Walled Gardens

Reading Dave Winer’s rant this morning got me off my duff and posting again. Things have felt really hectic on the day job front and, as a result, essentially all of my posting activity has been over on my day job blog Payments News, not here, for the last three weeks. Indeed, I was even too tired to make it to Mike Arrington’s latest Friday night bash where Dave provided some words of encouragement to the assembled clan.

To me, Dave’s post is all about inclusion and about not working in walled gardens. Indeed, it’s about not even thinking of erecting walls around the gardens we build. Yet, we have walled gardens all around us. Sometimes the walls come down (e.g., the Carterfone decision); mostly new walls go up (e.g., eBay’s just announced Safe Payments Policy that appears designed to keep any new PayPal-like entrant outside the eBay garden or when the New York Times moved some of its choice content behind a new Select wall). VCs have historically looked for big walled gardens — called barriers to entry — although even that seems to be changing.

Seems like walls tend to go up a lot more often (and easily) than walls come down. Then, once you’ve built a wall, you seem to invest a lot of energy in tending to the wall itself perhaps even to the detriment of the garden blooming inside. Indeed, you almost never will tear that wall down of your own volition — even if the garden inside is dying or has already died. It’s only when you’re forced to tear the wall down that it actually falls.

One of the great things about the web to date has been a relative lack of wall building, even by those who could easily have done so. For example, Netscape (with some excellent friends) developed SSL – the key protocol enabling secure communications on the Internet — and gave it away to the community. Dave himself did the same with RSS, enabling all manner of new forms of information distribution to emerge and new millions to be made by others.

This could be changing — or maybe not. Maybe it’s just the usual ebb and flow of business?

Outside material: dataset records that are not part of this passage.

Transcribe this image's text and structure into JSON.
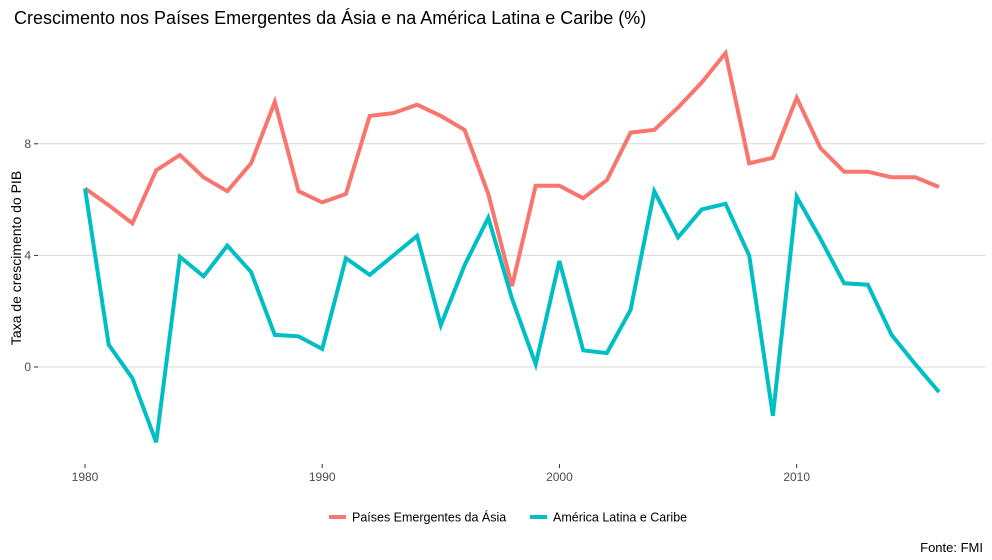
{
  "chart_data": {
    "type": "line",
    "title": "Crescimento nos Países Emergentes da Ásia e na América Latina e Caribe (%)",
    "xlabel": "",
    "ylabel": "Taxa de crescimento do PIB",
    "caption": "Fonte: FMI",
    "x": [
      1980,
      1981,
      1982,
      1983,
      1984,
      1985,
      1986,
      1987,
      1988,
      1989,
      1990,
      1991,
      1992,
      1993,
      1994,
      1995,
      1996,
      1997,
      1998,
      1999,
      2000,
      2001,
      2002,
      2003,
      2004,
      2005,
      2006,
      2007,
      2008,
      2009,
      2010,
      2011,
      2012,
      2013,
      2014,
      2015,
      2016
    ],
    "xlim": [
      1980,
      2016
    ],
    "ylim": [
      -3.3,
      11.9
    ],
    "x_ticks": [
      1980,
      1990,
      2000,
      2010
    ],
    "x_tick_labels": [
      "1980",
      "1990",
      "2000",
      "2010"
    ],
    "y_ticks": [
      0,
      4,
      8
    ],
    "y_tick_labels": [
      "0",
      "4",
      "8"
    ],
    "grid": "horizontal major",
    "legend_position": "bottom",
    "series": [
      {
        "name": "Países Emergentes da Ásia",
        "color": "#F8766D",
        "values": [
          6.4,
          5.8,
          5.15,
          7.05,
          7.6,
          6.8,
          6.3,
          7.3,
          9.5,
          6.3,
          5.9,
          6.2,
          9.0,
          9.1,
          9.4,
          9.0,
          8.5,
          6.2,
          2.9,
          6.5,
          6.5,
          6.05,
          6.7,
          8.4,
          8.5,
          9.3,
          10.2,
          11.25,
          7.3,
          7.5,
          9.65,
          7.85,
          7.0,
          7.0,
          6.8,
          6.8,
          6.45
        ]
      },
      {
        "name": "América Latina e Caribe",
        "color": "#00BFC4",
        "values": [
          6.4,
          0.8,
          -0.4,
          -2.7,
          3.95,
          3.25,
          4.35,
          3.4,
          1.15,
          1.1,
          0.65,
          3.9,
          3.3,
          4.0,
          4.7,
          1.5,
          3.65,
          5.35,
          2.45,
          0.1,
          3.8,
          0.6,
          0.5,
          2.05,
          6.3,
          4.65,
          5.65,
          5.85,
          4.0,
          -1.75,
          6.1,
          4.6,
          3.0,
          2.95,
          1.15,
          0.1,
          -0.9
        ]
      }
    ]
  }
}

There was a Wall St. Journal story last week about how the wireless carriers and telcos were working on plans to restrict the Internet network pipes they sell to customers from being able to support voice over IP telephony traffic — because of the threat it represents to their core business. We’ve got a big set of walls surrounding the cellular carriers — where a Carterfone 2.0 decision is sorely needed. And, the already mentioned the eBay example of limiting payment choices and the New York Times locking up content. Indeed, theres some irony in these examples: limitations on Internet telephony would impact the success of eBay’s recent acquisition of Skype!

Most of us really enjoy the gardening, not the wall building or the wall tearing down, and Dave’s clearly a gardener, at least much of the time. Some great fortunes have been made by those wall builders who knew just where and when to erect their walls. Some great reputations have been earned by gardeners who chose not to erect new walls but who propagated their plants and encouraged others to stand on their shoulders. Do you toil for money or for love?

Which are you? Hoe in hand, or brick? New mantra: “Do no evil, build no walls”?

One reply on “Walled Gardens”

Was rather delighted to see that someone else had made the connection between walled gardens and gardening. And you coudnt be more right about Dave Winer being a gardener.
I myself made the connection in the context of GoogleBase turning into a Walled Garden!